De tip was vergezeld van het advies om je goed op te warmen voor je eraan begon door 'interessant' papier en 'spannende' pennen te kopen en het was dit papier dat een wereld van onverwachte herinneringen opende.

Ik koos een papier dat mij al jarenlang intrigeerde. Hier in Frankrijk leren de schoolkindertjes schrijven op een speciaal geliniëerd papier. De liniëring heeft zelfs naam: Seyes, en je kunt het in alle papeteries kopen. Dat kocht ik. Het intrigerende was dat dit kinderachtige papier ook door volwassenen wordt gebruikt. Dat wilde ik eens aan den lijve voelen. Tot op de universiteit is het gebruikelijk voor diktaten, en meer dan eens kreeg ik persoonlijke brieven met die Seyes-liniëring.

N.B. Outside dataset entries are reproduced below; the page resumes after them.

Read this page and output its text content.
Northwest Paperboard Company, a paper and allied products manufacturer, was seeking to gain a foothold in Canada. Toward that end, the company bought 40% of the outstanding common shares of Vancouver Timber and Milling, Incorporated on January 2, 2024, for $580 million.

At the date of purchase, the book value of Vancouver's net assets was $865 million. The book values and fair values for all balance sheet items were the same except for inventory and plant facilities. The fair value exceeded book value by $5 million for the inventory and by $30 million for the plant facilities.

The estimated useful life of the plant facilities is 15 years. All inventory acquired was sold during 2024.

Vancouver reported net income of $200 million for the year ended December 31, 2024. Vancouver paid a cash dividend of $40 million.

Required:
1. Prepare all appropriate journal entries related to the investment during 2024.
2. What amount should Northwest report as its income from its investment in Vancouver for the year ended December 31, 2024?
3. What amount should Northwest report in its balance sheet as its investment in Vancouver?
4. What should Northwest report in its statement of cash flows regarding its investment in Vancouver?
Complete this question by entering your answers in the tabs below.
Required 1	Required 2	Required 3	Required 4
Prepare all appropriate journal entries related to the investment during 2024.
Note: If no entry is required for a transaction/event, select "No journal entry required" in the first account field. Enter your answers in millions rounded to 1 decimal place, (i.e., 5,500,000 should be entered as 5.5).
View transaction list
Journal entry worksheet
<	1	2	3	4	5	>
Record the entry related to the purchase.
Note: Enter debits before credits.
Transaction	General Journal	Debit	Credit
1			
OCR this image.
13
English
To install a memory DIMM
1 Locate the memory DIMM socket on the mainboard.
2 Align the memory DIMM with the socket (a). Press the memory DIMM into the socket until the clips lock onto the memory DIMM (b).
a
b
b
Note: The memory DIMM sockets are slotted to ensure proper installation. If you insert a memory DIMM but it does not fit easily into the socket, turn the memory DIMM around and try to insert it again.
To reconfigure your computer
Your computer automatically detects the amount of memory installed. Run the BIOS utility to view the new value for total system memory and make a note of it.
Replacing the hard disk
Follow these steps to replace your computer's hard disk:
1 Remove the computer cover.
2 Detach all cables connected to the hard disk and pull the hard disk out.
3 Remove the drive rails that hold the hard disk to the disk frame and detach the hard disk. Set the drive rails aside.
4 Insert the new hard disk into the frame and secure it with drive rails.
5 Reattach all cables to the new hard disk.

Want ik vond het maar kinderachtig, al die hulplijntjes. Maar dat was precies de uitdaging: Zelf meemaken. Niet één keer. Nee, víjftig keer! Om te kijken wat er dan gebeurt.

En zo schreef ik vijftig ochtenden op dit kinderachtige 'onvolwassen' papier dat niet alleen een hulplijntje voor de kleine letters had, zoals ik dat kende van mijn lagere-schooltijd, maar drie! Een voor de x-hoogte zoals dat in vaktermen heet, en nog twee voor de stokhoogte en de staartlengte. En dan bleef er tussen de staarten van de ene regel en de stokken van de volgende nog een richeltje over zodat de stokken en de staarten op keurige afstand worden gehouden. Het toppunt van bedillerigheid!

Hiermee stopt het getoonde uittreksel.